Finding an Afghanistan Exit Strategy

I’ve consciously avoided commenting on the broader subject of Afghanistan strategy over the past six months for three reasons. First, I agreed with the Obama administration’s December 2009 strategy review. Second, even if I didn’t, it seems counterproductive to relitigate the decision at the appearance of every news item that suggests things might not be going as planned. Third, any strategy takes time to assess, and will often defy momentary appearances.

So yes, Marjah was a disappointment, the Kandahar “offensive” has anti-climaxed before it even began, and it seems that the insurgency has made inroads into Afghanistan’s northern, non-Pashtun provinces. But the troops deployed as part of the Afghan surge are just beginning to arrive in significant numbers now, and won’t reach their peak levels until later this year. The implementation of the Obama administration’s strategy has to date amounted to little more than a show of force in Helmand and tightened rules of engagement to avoid the appearance of indifference to civilian casualties. So it’s understandable if it has yet to have a significant impact.

Still, for obvious reasons, now seems like a reasonable moment to consider the prospects of the Obama administration’s time-limited escalation of the Afghanistan war, and this NY Times article about how Pakistan is preparing for a post-drawdown Afghan landscape offers a useful point of departure.

At first glance, its portrayal of Afghan-Pakistani backroom dealing seems to confirm the widespread criticism of the administration’s insistence on a July 2011 timeline for a troop drawdown. On closer inspection, however, it also illustrates the logic at work behind the time-limited surge — namely, that it forces all the interested parties to stop counting on an endless U.S. security presence, and instead actively participate in stabilizing Afghanistan. The Pakistanis are finally delivering the Haqqani network, and the Afghan government is finally behaving as if its moral hazard has been revoked.

At the same time, a political settlement between the Afghan government and the Haqqani network, which is still far from a done deal, would also highlight the essential shortcoming of the Obama administration’s strategy, which hinged on COIN advocates’ contention that stabilizing Afghanistan would be a sufficient condition for denying al-Qaida a safe haven there. The logical fallacy behind the COIN/CT straddle would be perfectly exposed should the Haqqani network agree to a power-sharing arrangement in Kabul, but refuse to disavow al-Qaida.

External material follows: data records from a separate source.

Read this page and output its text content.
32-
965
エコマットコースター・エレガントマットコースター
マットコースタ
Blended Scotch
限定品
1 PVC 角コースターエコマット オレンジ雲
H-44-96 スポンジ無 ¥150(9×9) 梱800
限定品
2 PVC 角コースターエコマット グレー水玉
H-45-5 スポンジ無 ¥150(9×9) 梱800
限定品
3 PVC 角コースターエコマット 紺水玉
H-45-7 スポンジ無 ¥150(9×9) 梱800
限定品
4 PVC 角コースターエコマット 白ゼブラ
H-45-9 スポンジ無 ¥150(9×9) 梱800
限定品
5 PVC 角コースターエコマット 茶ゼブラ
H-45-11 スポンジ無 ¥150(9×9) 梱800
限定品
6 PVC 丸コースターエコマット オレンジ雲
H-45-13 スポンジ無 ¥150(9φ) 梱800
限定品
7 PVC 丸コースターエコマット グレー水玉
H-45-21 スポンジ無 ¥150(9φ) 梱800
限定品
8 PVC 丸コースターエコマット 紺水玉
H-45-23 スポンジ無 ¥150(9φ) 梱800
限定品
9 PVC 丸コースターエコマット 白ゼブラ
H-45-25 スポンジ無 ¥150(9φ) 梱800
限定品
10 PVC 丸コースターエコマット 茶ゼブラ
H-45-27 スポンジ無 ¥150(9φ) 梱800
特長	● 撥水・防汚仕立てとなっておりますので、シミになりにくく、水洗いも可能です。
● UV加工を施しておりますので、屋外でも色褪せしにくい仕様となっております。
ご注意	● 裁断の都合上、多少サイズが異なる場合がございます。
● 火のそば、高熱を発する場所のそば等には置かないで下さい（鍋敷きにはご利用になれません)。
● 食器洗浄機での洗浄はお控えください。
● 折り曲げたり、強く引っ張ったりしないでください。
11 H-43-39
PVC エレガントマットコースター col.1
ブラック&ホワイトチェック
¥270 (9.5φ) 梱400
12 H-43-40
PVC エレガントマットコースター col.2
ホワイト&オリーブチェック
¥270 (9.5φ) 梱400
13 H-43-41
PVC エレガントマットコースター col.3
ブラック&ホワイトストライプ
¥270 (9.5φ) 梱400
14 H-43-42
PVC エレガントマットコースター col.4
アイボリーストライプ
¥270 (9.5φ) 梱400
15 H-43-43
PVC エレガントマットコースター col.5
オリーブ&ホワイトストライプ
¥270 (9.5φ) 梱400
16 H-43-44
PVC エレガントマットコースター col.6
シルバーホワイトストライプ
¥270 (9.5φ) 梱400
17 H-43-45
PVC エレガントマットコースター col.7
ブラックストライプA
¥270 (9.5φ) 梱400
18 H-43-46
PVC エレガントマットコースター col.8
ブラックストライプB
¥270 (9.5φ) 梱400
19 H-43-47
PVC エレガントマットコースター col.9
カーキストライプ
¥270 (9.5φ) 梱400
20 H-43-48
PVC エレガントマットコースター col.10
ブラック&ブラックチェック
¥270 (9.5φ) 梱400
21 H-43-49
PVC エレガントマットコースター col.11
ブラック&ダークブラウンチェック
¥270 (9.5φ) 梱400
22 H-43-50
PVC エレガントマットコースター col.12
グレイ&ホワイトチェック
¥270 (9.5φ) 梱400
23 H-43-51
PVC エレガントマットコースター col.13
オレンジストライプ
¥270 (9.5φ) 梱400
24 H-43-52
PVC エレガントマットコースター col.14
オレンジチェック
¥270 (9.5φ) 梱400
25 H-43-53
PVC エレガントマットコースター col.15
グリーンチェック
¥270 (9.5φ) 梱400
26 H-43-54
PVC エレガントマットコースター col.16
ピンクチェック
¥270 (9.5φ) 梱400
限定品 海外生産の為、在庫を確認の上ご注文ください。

At that point, America’s national security interests in Afghanistan, which are centered around containing al-Qaida, would essentially be at odds with what amounts to a workable solution to stabilizing the country. And America’s broader strategic interests in the region, which lie overwhelmingly with India, would also be damaged by the Aghan-Pakistani axis that would re-emerge.

If that sounds bad, keep in mind that a perfectly effective limited counterterrorism strategy, successfully carried out over the same timeframe, could have been easily undermined (at least politically, which would be enough) by a lucky shot on American soil — something that lone wolf attackers have demonstrated is still possible, if more difficult to pull off than the alarmists suggest. It’s also worth noting that even the best strategy can be undone by circumstances and events, and that luck and good fortune still play a role in war, as in all things.

Still, the McChrystal episode and personnel shake-up that will accompany Gen. David Petraeus’ assumption of command should serve as a wake-up call to the internal assumptions and logical inconsistencies of the Obama administration’s strategy. The best-case scenarios it aimed for seem to be increasingly compromised, which means that the focus of our efforts moving forward must be to secure the best conditions for our withdrawal.

Unlike some observers, I don’t believe that the Petraeus appointment necessarily added more time to our Afghanistan misadventure. Instead, it opens the door to accelerating the aggressive political dealmaking that is necessary to make sure that a stable Afghanistan does not come at the price of American security interests. Petraeus has already demonstrated himself to be adept at that kind of dealmaking, and he takes the reins at just the right time, in terms of the American surge, to make a convincing show of force in order to tilt the bargaining table in our favor. And while I don’t believe we’ll see a run for the exits come July 2011, I’m very skeptical that we’ll see any further escalation.

That means that Petraeus will be there to implement a conditions-based exit strategy. The strength of the Obama strategy was that it also offered the best political cover for drawing down the war in the event that proved to be necessary. Ironically, that strength grows out of the strategic ambiguity that was the plan’s greatest weakness. And if that seems confusing and paradoxical, it would only be par for the course in Afghanistan.